Aynı gün sorulan ‘Grev sürecinin siyasi olduğunu düşünüyor musunuz?’ şeklindeki soruya da
“Bu durumun bir siyasi olay olacağına inanmak istemiyorum, açıkçası. Ancak İstanbul’da da yine aynı sürecin yaşandığını düşündüğümüzde, ‘Ya olabilir mi?’ diye de kendimizi bazen çimdikliyoruz. Affedersiniz, ama inanmak istemiyorum, açıkçası” şeklinde yanıt vermişti.
Bahsettiğim toplantının üzerinden kısa bir süre geçti, hafta başında AK Parti Bursa İl Teşkilatı tarafından düzenlenen ‘Genel seçimlerin üzerinden iki yıl, yerel seçimlerin üzerinden bir yıl geçmişken Bursa yatırımları’ isimli toplantıda yine konu döndü dolaştı, kayyum imalarına geldi.

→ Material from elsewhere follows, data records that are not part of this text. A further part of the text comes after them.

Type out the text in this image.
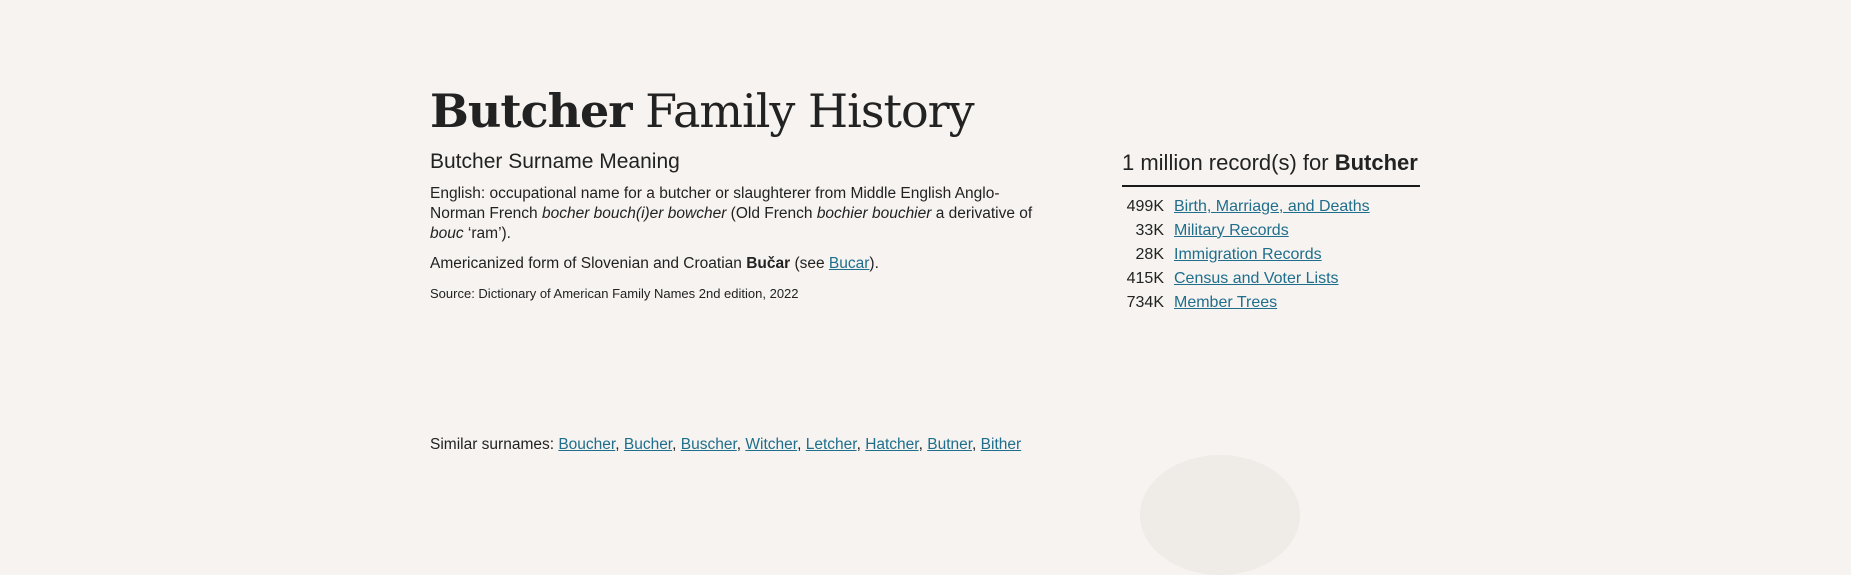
Butcher Family History
Butcher Surname Meaning

English: occupational name for a butcher or slaughterer from Middle English Anglo-Norman French bocher bouch(i)er bowcher (Old French bochier bouchier a derivative of bouc ‘ram’).

Americanized form of Slovenian and Croatian Bučar (see Bucar).

Source: Dictionary of American Family Names 2nd edition, 2022

1 million record(s) for Butcher
499K Birth, Marriage, and Deaths
33K Military Records
28K Immigration Records
415K Census and Voter Lists
734K Member Trees
Similar surnames: Boucher, Bucher, Buscher, Witcher, Letcher, Hatcher, Butner, Bither
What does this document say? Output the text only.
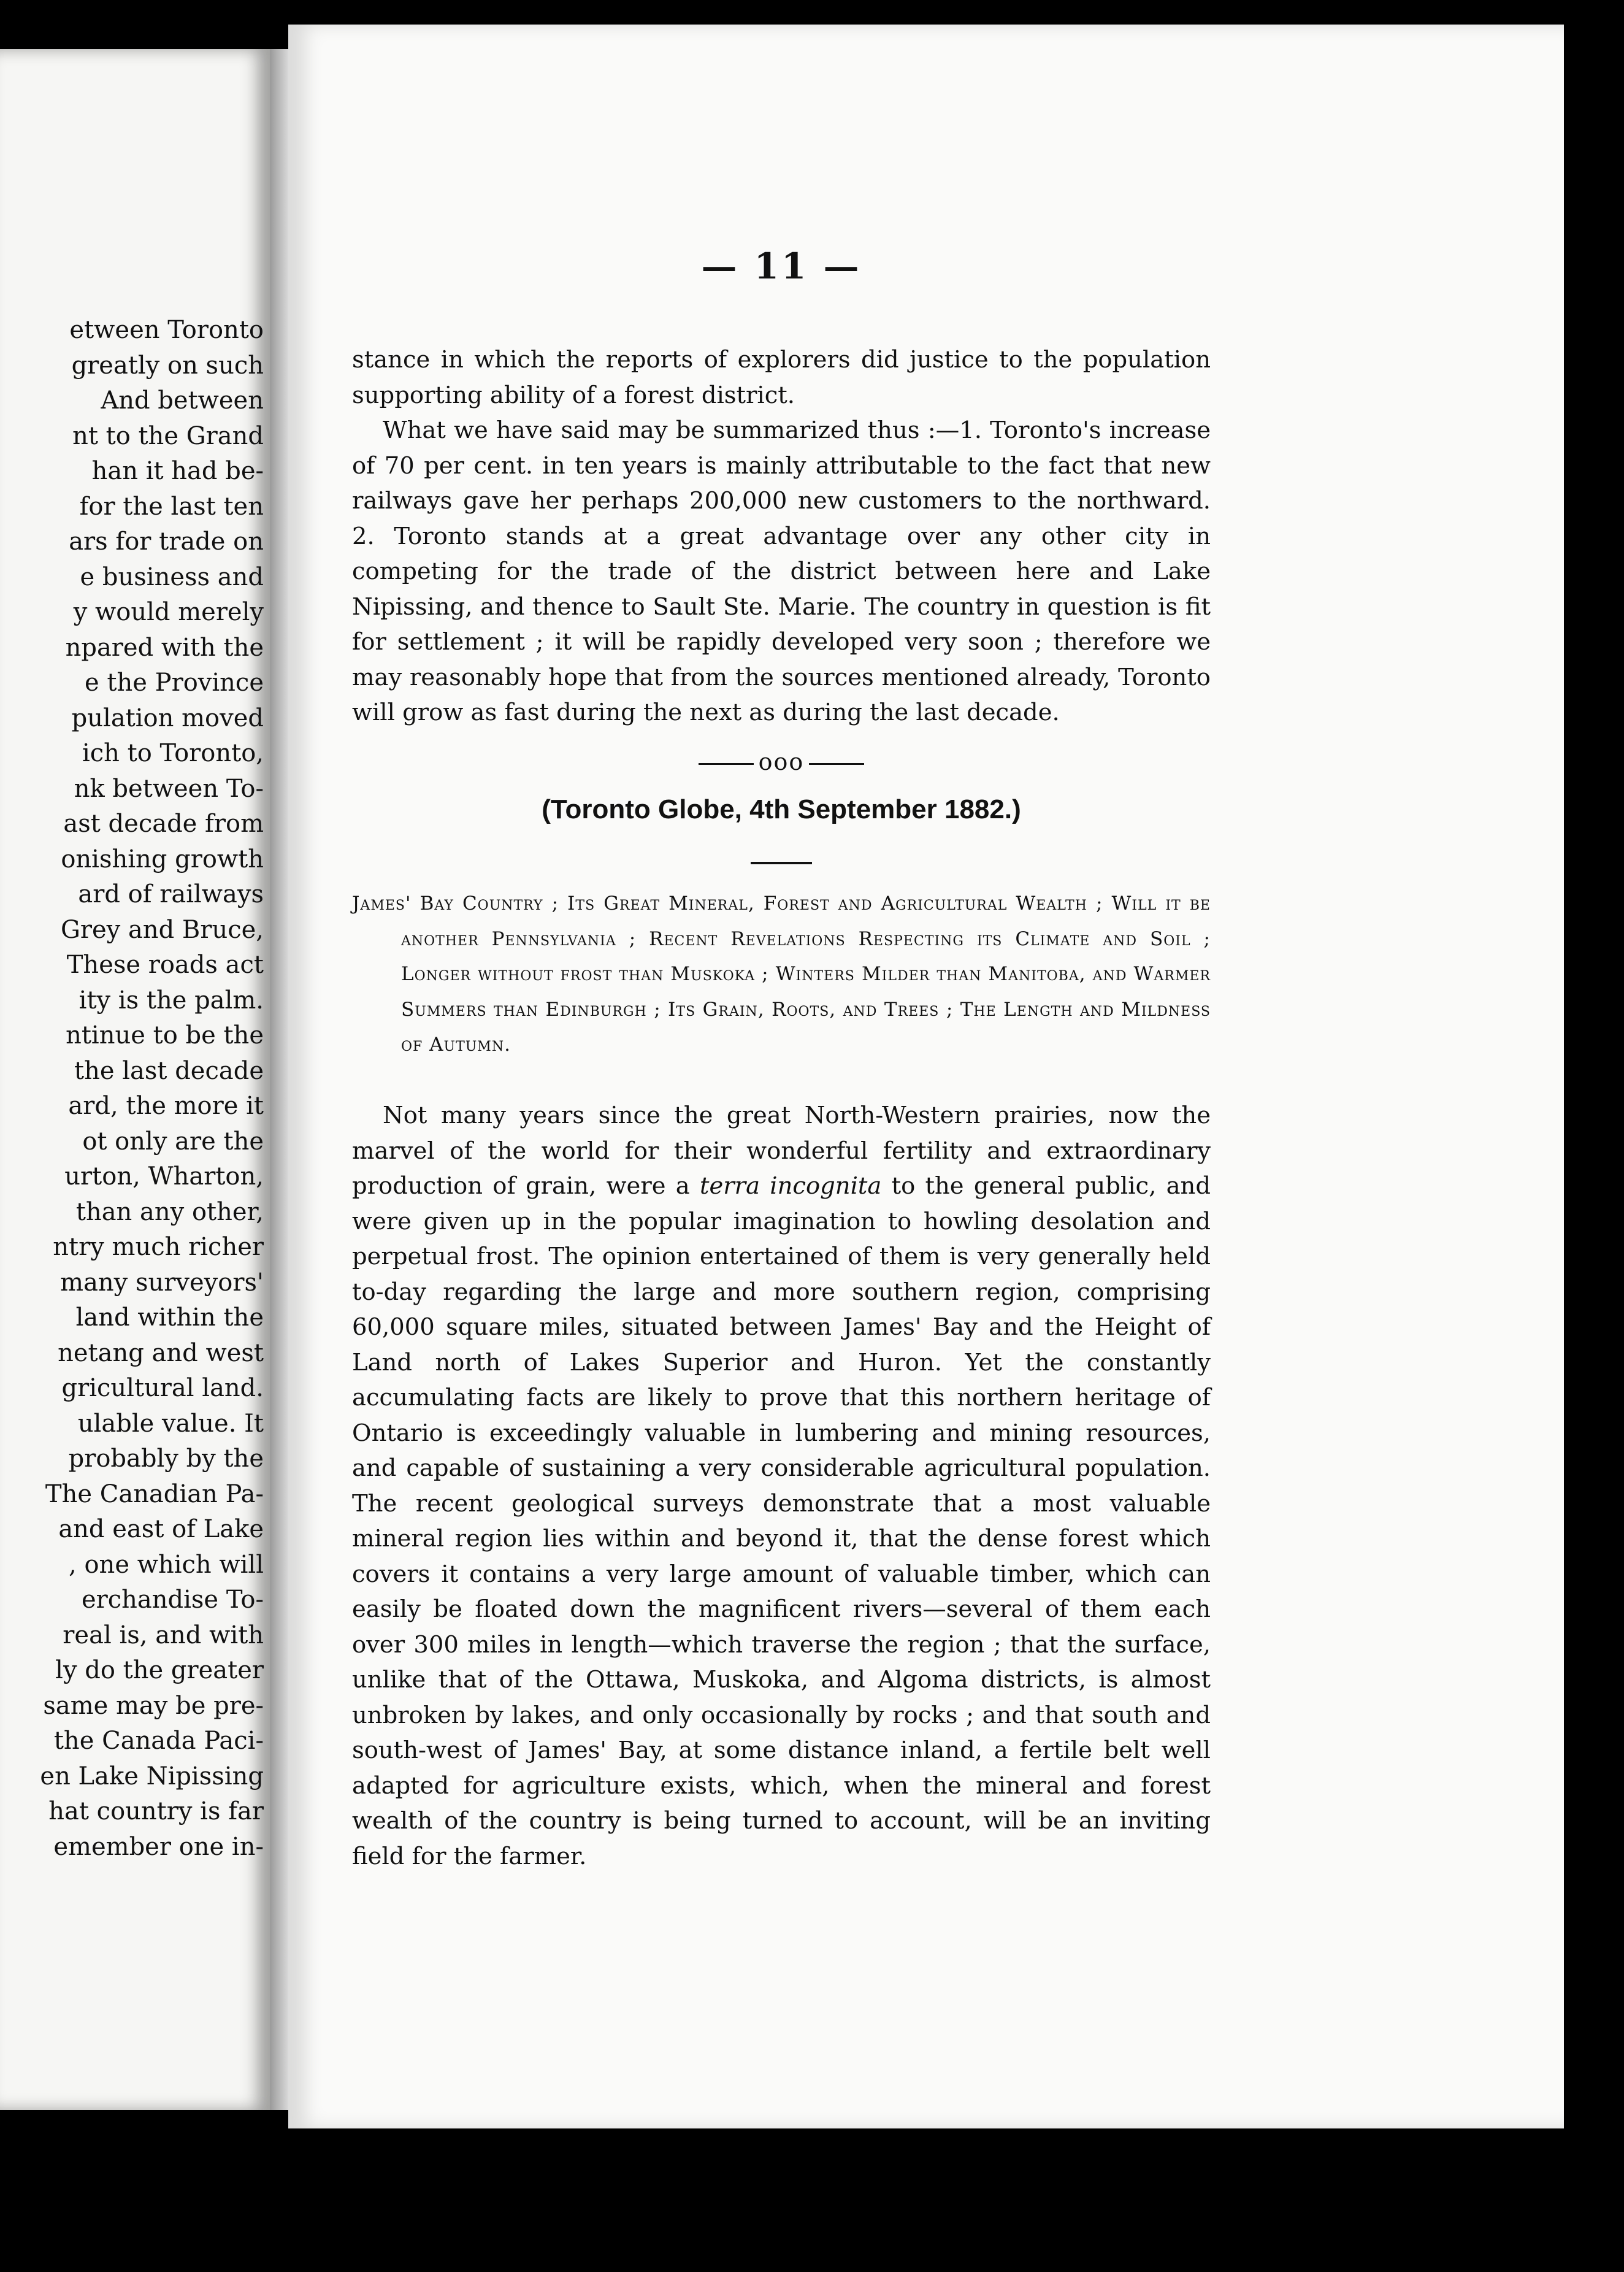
etween Toronto
greatly on such
And between
nt to the Grand
han it had be-
for the last ten
ars for trade on
e business and
y would merely
npared with the
e the Province
pulation moved
ich to Toronto,
nk between To-
ast decade from
onishing growth
ard of railways
Grey and Bruce,
These roads act
ity is the palm.
ntinue to be the
the last decade
ard, the more it
ot only are the
urton, Wharton,
than any other,
ntry much richer
many surveyors'
land within the
netang and west
gricultural land.
ulable value. It
probably by the
The Canadian Pa-
and east of Lake
, one which will
erchandise To-
real is, and with
ly do the greater
same may be pre-
the Canada Paci-
en Lake Nipissing
hat country is far
emember one in-
— 11 —

stance in which the reports of explorers did justice to the population supporting ability of a forest district.

What we have said may be summarized thus :—1. Toronto's increase of 70 per cent. in ten years is mainly attributable to the fact that new railways gave her perhaps 200,000 new customers to the northward. 2. Toronto stands at a great advantage over any other city in competing for the trade of the district between here and Lake Nipissing, and thence to Sault Ste. Marie. The country in question is fit for settlement ; it will be rapidly developed very soon ; therefore we may reasonably hope that from the sources mentioned already, Toronto will grow as fast during the next as during the last decade.

ooo
(Toronto Globe, 4th September 1882.)

James' Bay Country ; Its Great Mineral, Forest and Agricultural Wealth ; Will it be another Pennsylvania ; Recent Revelations Respecting its Climate and Soil ; Longer without frost than Muskoka ; Winters Milder than Manitoba, and Warmer Summers than Edinburgh ; Its Grain, Roots, and Trees ; The Length and Mildness of Autumn.

Not many years since the great North-Western prairies, now the marvel of the world for their wonderful fertility and extraordinary production of grain, were a terra incognita to the general public, and were given up in the popular imagination to howling desolation and perpetual frost. The opinion entertained of them is very generally held to-day regarding the large and more southern region, comprising 60,000 square miles, situated between James' Bay and the Height of Land north of Lakes Superior and Huron. Yet the constantly accumulating facts are likely to prove that this northern heritage of Ontario is exceedingly valuable in lumbering and mining resources, and capable of sustaining a very considerable agricultural population. The recent geological surveys demonstrate that a most valuable mineral region lies within and beyond it, that the dense forest which covers it contains a very large amount of valuable timber, which can easily be floated down the magnificent rivers—several of them each over 300 miles in length—which traverse the region ; that the surface, unlike that of the Ottawa, Muskoka, and Algoma districts, is almost unbroken by lakes, and only occasionally by rocks ; and that south and south-west of James' Bay, at some distance inland, a fertile belt well adapted for agriculture exists, which, when the mineral and forest wealth of the country is being turned to account, will be an inviting field for the farmer.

AK Parti Bursa İl Başkanı Davut Gürkan, basın toplantısında Bursa Büyükşehir Belediye Başkanı Mustafa Bozbey’in geçen 13 ayda mazeretlerin arkasına sığındığını, yüzde 90 aşamasına gelen birçok projeyi bile tamamlayamadığını, bazı açılışların temellerinin de Ak Partili Belediye dönemlerinde atıldığını hatırlatarak; “Şimdi algı yapıyorlar. Kayyumu gündeme getiriyorlar. Bizim herhangi bir anket çalışmamız yok. Kayyum da gündemde değil. Anket yaptırıyorlarsa kendileri yaptırıyorlar. Bozbey’in basın toplantısında soruyu da kimin sorduğuna, sipariş olup olmadığına bakın. Algı oluşturmak böyle bir şey. Kendileri adalete intikal eden konularla ilgili cevap vermekten hesap vermekten neden çekiniyorlar. Usulsüz harcamalarla ilgili biz adliyeye konuyu intikal ettirdik. Hormonlu inşaatlarla ilgili de yapılan bir suç duyurusu vardı sonrasında geri çekildi. Bunların cevabını vermeleri iyi olur!” biçiminde bir açıklama geldi Gürkan’dan.
Kısacası AK Parti cephesi diyor ki, Bozbey kendi PR’ını yükseltmek için ‘kayyum’ endişesi yaratıyor. Bu işlere tevessül etmesin, yok öyle bir şey!
Fakat toplantının sonuna doğru yine Başkan Gürkan’ın anlattığı padişah ve zarf hikayesi pek manidardı.
Son zarfta ‘Baktın bu işleri kıvıramıyorsun, o halde sen de senden sonra gelecek padişah için üç zarf hazırla’ diyen mesajın okunmasının ardından, ‘Bunlar da kendilerinden sonra gelecekler için şimdiden üç zarf hazırlasın’ denince işler orada bir karıştı.
İki şekilde yorumlanabilecek bu mesajın ilk yorumu elbette CHP’li belediye başkanları bu işi beceremedi, bir dönem daha belediye başkanı olma ihtimalleri yok şeklinde. İkinci yorum ise herkesin aklına düşen endişe gibi yine ‘kayyum’ fikrini çağrıştırıyor.
Pazartesi gününden bu yana her iki görüşten de yorumlar yapıldı. Üzerinde bunca yazılıp çizilen konunun benim tarafımdan yorumu; Davut Gürkan bir kıssadan hisse ile iki kuşu katletti, vermek istediği iki mesajı da kafalarda uyandırdı şeklinde.
Şimdi Bursa’ya kayyum gelir mi gelmez mi konusu tartışmaya açıkken, 25 Mayıs itibariyle Bursa’ya CHP Genel Başkanı Özgür Özel’in geleceği bir gerçek. 26 Mayıs itibariyle ise şu meşhur ‘şaibeli kurultay’ davası görülecek.